Im Juni 2004 beantragte der Kläger die Gewährung von Leistungen für die Zeit ab Unfalltag. Die Firma C. S. GmbH teilte mit, dass keine Anhaltspunkte für eine gesundheitliche Schädigung während der Arbeitszeit im Unternehmen vorliegen würden. Nach Beiziehung eines Vorerkrankungsregisters von der AOK S. und des OP-Berichts vom 06.10.2003 (Supraspinatussehnenruptur linke Schulter, ausgeprägtes knöchernes Impingement, AC-Gelenksarthrose, Bursitis subacromialis links) lehnte die Beklagte mit Bescheid vom 28.10.2004 die Gewährung von Leistungen ab. Den hiergegen erhobenen Widerspruch, mit dem der Kläger geltend machte, er habe sich die Schädigung am linken Arm zugezogen, als er eine Lore unter Zuhilfenahme beider Hände angehoben und gekippt habe, wies die Beklage nach Beiziehung des histologischen Befundes (Supraspinatus, Sehnenanteil mit aufgefaserten Fasern (bei Ruptur), fokale Gefäßeinsprossung [Z.n. Trauma?], kein Hinweis für Malignität) und des MRT-Befundes vom 11.08.2003 (Einengung des subacromialen Raumes mit Einriss der Supraspinatussehne und geringer begleitender Bursitis im Sinne eines Impingement Grad 3, AC-Arthrose) mit Widerspruchsbescheid vom 13.04.2005 zurück. Der festgestellte Schaden sei nicht rechtlich wesentlich auf das angeschuldigte Ereignis zurückzuführen.

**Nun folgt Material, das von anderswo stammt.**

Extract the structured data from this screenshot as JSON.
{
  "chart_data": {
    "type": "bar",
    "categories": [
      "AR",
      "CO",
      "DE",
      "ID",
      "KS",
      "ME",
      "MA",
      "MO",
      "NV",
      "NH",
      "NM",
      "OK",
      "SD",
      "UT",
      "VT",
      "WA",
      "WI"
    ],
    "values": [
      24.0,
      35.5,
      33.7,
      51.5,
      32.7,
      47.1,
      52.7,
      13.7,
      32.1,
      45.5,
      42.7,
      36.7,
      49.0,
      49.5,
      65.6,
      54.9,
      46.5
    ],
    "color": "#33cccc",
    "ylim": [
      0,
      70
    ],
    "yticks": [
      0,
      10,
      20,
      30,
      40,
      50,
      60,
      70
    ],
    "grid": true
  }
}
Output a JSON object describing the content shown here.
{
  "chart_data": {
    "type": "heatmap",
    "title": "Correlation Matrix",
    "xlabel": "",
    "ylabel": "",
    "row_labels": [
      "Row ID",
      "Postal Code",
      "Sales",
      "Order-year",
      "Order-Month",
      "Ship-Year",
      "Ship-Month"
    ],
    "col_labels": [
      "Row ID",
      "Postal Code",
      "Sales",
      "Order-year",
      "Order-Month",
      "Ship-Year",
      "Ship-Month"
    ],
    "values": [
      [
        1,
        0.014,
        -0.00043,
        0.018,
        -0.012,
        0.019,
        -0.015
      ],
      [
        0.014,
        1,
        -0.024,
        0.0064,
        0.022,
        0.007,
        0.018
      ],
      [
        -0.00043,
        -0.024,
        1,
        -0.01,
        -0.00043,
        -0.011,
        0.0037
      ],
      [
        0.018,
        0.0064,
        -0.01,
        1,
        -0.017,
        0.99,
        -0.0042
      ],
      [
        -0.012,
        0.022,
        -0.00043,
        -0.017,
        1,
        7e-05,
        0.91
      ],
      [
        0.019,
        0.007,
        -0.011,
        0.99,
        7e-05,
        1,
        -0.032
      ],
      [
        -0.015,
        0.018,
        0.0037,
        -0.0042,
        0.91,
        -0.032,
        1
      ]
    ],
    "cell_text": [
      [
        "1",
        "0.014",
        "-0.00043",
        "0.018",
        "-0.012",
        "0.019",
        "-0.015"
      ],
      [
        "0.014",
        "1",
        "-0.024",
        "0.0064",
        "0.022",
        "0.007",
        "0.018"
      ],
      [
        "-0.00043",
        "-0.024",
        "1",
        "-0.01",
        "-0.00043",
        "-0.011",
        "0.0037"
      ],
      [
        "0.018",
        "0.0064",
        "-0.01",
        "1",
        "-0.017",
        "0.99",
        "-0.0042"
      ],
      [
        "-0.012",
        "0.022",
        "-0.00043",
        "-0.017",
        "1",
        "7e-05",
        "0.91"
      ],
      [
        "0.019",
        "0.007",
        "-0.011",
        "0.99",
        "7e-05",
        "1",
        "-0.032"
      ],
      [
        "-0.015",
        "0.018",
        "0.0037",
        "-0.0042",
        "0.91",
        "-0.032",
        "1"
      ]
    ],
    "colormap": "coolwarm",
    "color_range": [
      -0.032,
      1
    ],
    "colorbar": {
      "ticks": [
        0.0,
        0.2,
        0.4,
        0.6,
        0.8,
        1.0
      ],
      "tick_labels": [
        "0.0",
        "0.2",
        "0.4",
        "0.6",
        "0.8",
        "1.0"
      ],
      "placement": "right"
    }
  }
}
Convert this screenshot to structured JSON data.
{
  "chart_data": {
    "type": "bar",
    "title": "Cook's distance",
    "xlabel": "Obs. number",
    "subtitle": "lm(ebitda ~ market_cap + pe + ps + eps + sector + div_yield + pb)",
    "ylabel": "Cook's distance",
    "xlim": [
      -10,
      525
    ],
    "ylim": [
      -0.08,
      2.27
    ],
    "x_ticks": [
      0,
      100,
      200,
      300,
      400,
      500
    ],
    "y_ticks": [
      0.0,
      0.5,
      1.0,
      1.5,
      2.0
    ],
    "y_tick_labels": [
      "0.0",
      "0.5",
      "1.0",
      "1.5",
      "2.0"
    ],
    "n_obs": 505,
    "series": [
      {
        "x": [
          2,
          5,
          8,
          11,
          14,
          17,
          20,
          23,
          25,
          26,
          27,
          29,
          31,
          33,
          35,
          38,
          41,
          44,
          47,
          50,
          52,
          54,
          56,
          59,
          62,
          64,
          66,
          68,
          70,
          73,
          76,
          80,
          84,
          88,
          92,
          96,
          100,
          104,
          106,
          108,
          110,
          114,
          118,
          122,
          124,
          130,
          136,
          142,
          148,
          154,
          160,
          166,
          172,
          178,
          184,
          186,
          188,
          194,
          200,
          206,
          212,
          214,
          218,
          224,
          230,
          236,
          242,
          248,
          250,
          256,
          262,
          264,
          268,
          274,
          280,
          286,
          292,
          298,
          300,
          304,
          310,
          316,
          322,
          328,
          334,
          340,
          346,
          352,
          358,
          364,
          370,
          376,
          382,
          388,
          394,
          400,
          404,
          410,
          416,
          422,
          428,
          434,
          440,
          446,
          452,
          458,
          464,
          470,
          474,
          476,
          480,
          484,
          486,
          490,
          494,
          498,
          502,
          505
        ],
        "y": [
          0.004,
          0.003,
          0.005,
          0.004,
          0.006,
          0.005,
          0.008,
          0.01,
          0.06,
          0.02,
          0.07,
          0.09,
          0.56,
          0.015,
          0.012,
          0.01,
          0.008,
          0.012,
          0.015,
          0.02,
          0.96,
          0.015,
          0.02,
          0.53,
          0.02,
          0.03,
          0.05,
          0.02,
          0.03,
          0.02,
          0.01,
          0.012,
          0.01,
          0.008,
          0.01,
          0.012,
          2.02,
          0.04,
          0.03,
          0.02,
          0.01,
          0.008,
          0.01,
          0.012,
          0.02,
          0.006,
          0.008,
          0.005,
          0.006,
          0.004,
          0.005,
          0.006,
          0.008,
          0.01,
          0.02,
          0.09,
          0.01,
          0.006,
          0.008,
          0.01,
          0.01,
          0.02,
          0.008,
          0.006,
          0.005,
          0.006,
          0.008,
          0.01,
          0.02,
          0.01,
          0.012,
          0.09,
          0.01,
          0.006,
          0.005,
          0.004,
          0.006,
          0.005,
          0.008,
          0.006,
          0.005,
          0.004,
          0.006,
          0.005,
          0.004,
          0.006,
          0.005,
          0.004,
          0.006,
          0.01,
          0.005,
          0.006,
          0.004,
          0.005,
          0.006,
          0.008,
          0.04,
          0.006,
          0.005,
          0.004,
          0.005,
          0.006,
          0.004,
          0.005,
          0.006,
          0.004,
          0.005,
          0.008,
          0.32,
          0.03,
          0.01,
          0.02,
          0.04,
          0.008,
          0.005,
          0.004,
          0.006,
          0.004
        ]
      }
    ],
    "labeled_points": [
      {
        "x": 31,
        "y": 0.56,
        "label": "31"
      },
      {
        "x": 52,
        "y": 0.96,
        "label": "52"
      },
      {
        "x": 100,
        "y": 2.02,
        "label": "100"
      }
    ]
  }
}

Dagegen hat der Kläger am 02.05.2005 zum Sozialgericht Konstanz Klage erhoben. Das Sozialgericht hat ein Gutachten auf Antrag des Klägers nach § 109 SGG von Prof. Dr. M., Chefarzt des Krankenhauses St. E , R. und ein Gutachten von Amts wegen von Dr. H., S. eingeholt. Ergänzend hat das Sozialgericht ein in einem ebenfalls anhängigen Verfahren gegen die Beklagte (Aktenzeichen S 2 U 2147/06) wegen einer Schädigung der rechten Schulter erstattetes Gutachten von Dr. Kn. vom 12.12.2006 beigezogen (Impingementsyndrom der rechten Schulter bei aktivierter AC-Gelenksarthrose und Omarthrose rechts sowie operativ refixierte ehemalige Ruptur der Supraspinatussehne rechts; unfallbedingte Verursachung der Schädigung nicht wahrscheinlich).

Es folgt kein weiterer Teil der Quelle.